ATO Başkanı Gürsel Baran, finansman sorunlarına ilişkin ise “Büyüme ve kalkınmanın kaldıracı durumundaki yatırımlar için en önemli unsur, maliyeti düşük ve uzun vadeli finansman. Finansmana uygun koşullarda erişim, işletmeler açısından hayati öneme sahip. Toplam girişim içerisinde yüzde 99.7, istihdamda yüzde 70 payı bulunan KOBİ'lerin, toplam kredi içindeki tutarı yüzde 27'lerde kalıyor. Ülkemizde, yatırım ve üretim ekosistemi KOBİ'ler üzerinden gerçekleşirken, kalkınmanın katalizörü KOBİ’ler finansmana erişemiyor. Finansman destekleri konusunda acilen alternatif uygulamalar gerekiyor. Bu konuda Kredi Garanti Fonu’nun değerlendirilebileceği ve alternatif kredi paketleri oluşturulabileceğine inanıyorum” açıklamasını yaptı.
“En düşük memur maaşı 44 bin TL ise, işçi 22 bin TL’ye çalışır mı?”
İş dünyası için nitelikli eleman önemli bir sorun. ATO Başkanı Gürsel Baran, bir taraftan “Üniversiteleri sayıda değil nitelikte yükseltmeliyiz. İhtiyacı karşılayamayan, talebe yanıt veremeyen bölümleri dönüştürmeliyiz” önerisinde bulunurken “Geçtim nitelikli elemanı, bulaşıkçı dahi bulamıyorum” dedi ve ekledi: “En düşük memur maaşı 44 bin TL, en düşük işçi maaşı ise 22 bin TL. Arada iki kat fark var.
Bu farkı görenler sanayide, üretimde çalışmak ister mi? Kamuda çalışmak için her yolu deniyor. Sektörleri mercek altına alınca aynı alanda ihtiyaç fazlası işletme olduğunu görüyoruz. Bu benim sektörümde de böyle başka sektörlerde de. Örneğin AVM’ler. Ankara’da AVM sayısı 40’ı aştı ve bugün biri daha konkordato ilan etti. Bir diğeri kiracı bulamıyor. Diğeri kiraları düşürmek zorunda kalıyor. Dev yatırımlar, bu nedenle çöp oluyor. Bu milli servet kaybı, israf anlamı da taşıyor. İşini iyi yapanı da zorluyor.’’

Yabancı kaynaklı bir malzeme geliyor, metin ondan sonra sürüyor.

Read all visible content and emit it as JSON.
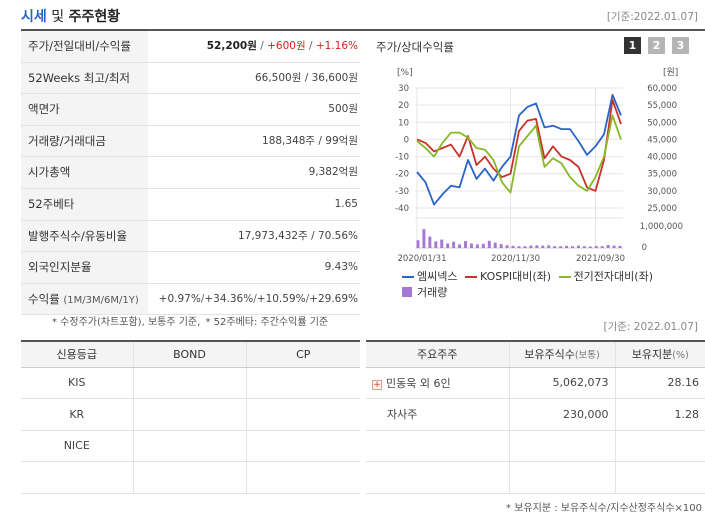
{
  "header": {
    "title_prefix": "시세",
    "title_mid": "및",
    "title_suffix": "주주현황",
    "basis": "[기준:2022.01.07]"
  },
  "info": {
    "rows": [
      {
        "label": "주가/전일대비/수익률",
        "price": "52,200원",
        "sep1": " / ",
        "change": "+600원",
        "sep2": " / ",
        "rate": "+1.16%"
      },
      {
        "label": "52Weeks 최고/최저",
        "value": "66,500원 / 36,600원"
      },
      {
        "label": "액면가",
        "value": "500원"
      },
      {
        "label": "거래량/거래대금",
        "value": "188,348주 / 99억원"
      },
      {
        "label": "시가총액",
        "value": "9,382억원"
      },
      {
        "label": "52주베타",
        "value": "1.65"
      },
      {
        "label": "발행주식수/유동비율",
        "value": "17,973,432주 / 70.56%"
      },
      {
        "label": "외국인지분율",
        "value": "9.43%"
      }
    ],
    "returns": {
      "label": "수익률",
      "label_sub": "(1M/3M/6M/1Y)",
      "r1m": "+0.97%",
      "r3m": "+34.36%",
      "r6m": "+10.59%",
      "r1y": "+29.69%",
      "sep": "/"
    },
    "notes": [
      "* 수정주가(차트포함), 보통주 기준,",
      "* 52주베타: 주간수익률 기준"
    ]
  },
  "chart_panel": {
    "title": "주가/상대수익률",
    "period_buttons": [
      "1",
      "2",
      "3"
    ]
  },
  "chart_data": {
    "type": "line",
    "left_axis": {
      "unit": "[%]",
      "ticks": [
        30,
        20,
        10,
        0,
        -10,
        -20,
        -30,
        -40
      ],
      "ylim": [
        -40,
        30
      ]
    },
    "right_axis": {
      "unit": "[원]",
      "ticks": [
        "60,000",
        "55,000",
        "50,000",
        "45,000",
        "40,000",
        "35,000",
        "30,000",
        "25,000"
      ],
      "ylim": [
        25000,
        60000
      ]
    },
    "volume_axis": {
      "ticks": [
        "1,000,000",
        "0"
      ],
      "ylim": [
        0,
        1000000
      ]
    },
    "x_labels": [
      "2020/01/31",
      "2020/11/30",
      "2021/09/30"
    ],
    "series": [
      {
        "name": "엠씨넥스",
        "color": "#2a63c8",
        "values": [
          -19,
          -25,
          -38,
          -32,
          -27,
          -28,
          -12,
          -23,
          -17,
          -24,
          -16,
          -10,
          14,
          19,
          21,
          7,
          8,
          6,
          6,
          -1,
          -9,
          -4,
          3,
          26,
          14
        ]
      },
      {
        "name": "KOSPI대비(좌)",
        "color": "#c8322a",
        "values": [
          0,
          -2,
          -7,
          -5,
          -3,
          -10,
          2,
          -15,
          -10,
          -17,
          -22,
          -20,
          5,
          11,
          12,
          -11,
          -4,
          -10,
          -12,
          -16,
          -28,
          -30,
          -12,
          23,
          9
        ]
      },
      {
        "name": "전기전자대비(좌)",
        "color": "#88b828",
        "values": [
          -1,
          -5,
          -10,
          -2,
          4,
          4,
          1,
          -5,
          -6,
          -12,
          -25,
          -31,
          -4,
          2,
          8,
          -16,
          -11,
          -14,
          -22,
          -27,
          -30,
          -22,
          -10,
          14,
          0
        ]
      }
    ],
    "volume": {
      "name": "거래량",
      "color": "#a479d6",
      "values": [
        0.26,
        0.63,
        0.38,
        0.22,
        0.28,
        0.15,
        0.21,
        0.12,
        0.23,
        0.15,
        0.12,
        0.14,
        0.24,
        0.18,
        0.13,
        0.09,
        0.07,
        0.06,
        0.06,
        0.08,
        0.09,
        0.08,
        0.09,
        0.06,
        0.06,
        0.07,
        0.06,
        0.08,
        0.06,
        0.05,
        0.07,
        0.06,
        0.1,
        0.08,
        0.07
      ]
    }
  },
  "credit": {
    "headers": [
      "신용등급",
      "BOND",
      "CP"
    ],
    "rows": [
      {
        "name": "KIS",
        "bond": "",
        "cp": ""
      },
      {
        "name": "KR",
        "bond": "",
        "cp": ""
      },
      {
        "name": "NICE",
        "bond": "",
        "cp": ""
      },
      {
        "name": "",
        "bond": "",
        "cp": ""
      }
    ]
  },
  "holders": {
    "basis": "[기준: 2022.01.07]",
    "headers": {
      "holder": "주요주주",
      "shares": "보유주식수",
      "shares_unit": "(보통)",
      "ratio": "보유지분",
      "ratio_unit": "(%)"
    },
    "rows": [
      {
        "name": "민동욱 외 6인",
        "shares": "5,062,073",
        "ratio": "28.16",
        "expandable": true
      },
      {
        "name": "자사주",
        "shares": "230,000",
        "ratio": "1.28",
        "expandable": false
      },
      {
        "name": "",
        "shares": "",
        "ratio": "",
        "expandable": false
      },
      {
        "name": "",
        "shares": "",
        "ratio": "",
        "expandable": false
      }
    ],
    "note": "* 보유지분 : 보유주식수/지수산정주식수×100"
  }
}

5 yıl özel sektör deneyimi
Gürsel Baran, “Kamu çalışanlarının sayısının fazla olduğu, verimsiz bir yapı inşa edildiği, haklı olarak dillendiriliyor. Yapılması gerekeni çok uzun zaman önce bir arkadaşımdan duymuştum. Bundan sonra kamuya birini alırken en az 5 yıl özel sektörde çalışmış olma zorunluluğu olmalı demişti. Çok iyi bir fikir. Kamunun özel sektörü anlaması gerekiyor. O nedenle kamu personelinin, özel sektör deneyimi olması şart” ifadelerini kullandı.
Kredi kartı komisyonu
“Kayıtdışı oranını azaltmak için ‘kredi kartı’ kullanımı da teşvik edilebilir” diyen ATO Başkanı Gürsel Baran, “Komisyonlar üzerinden bir çalışma yapılabilir. Örneğin, Sosyal Güvenlik Kurumu (SGK) ödemelerinde kredi kartına komisyon veya vade farkı uygulanıyor. Düzgün ve düzenli ödemesini yapan mükelleflerden bu fark alınmamalı. Yaklaşık 5 senedir talep ediyoruz ama bir sonuç alamıyoruz. Prim tahsilatını artırmak istiyorsak, ‘Mükellef olarak sorumluluğumu yerine getirip primimi ödemek istiyorum, ancak nakit param yok kredi kartıyla ödeme yapacağım’ diyenden yüzde 4 fark alınmamalı” talebinde de bulundu.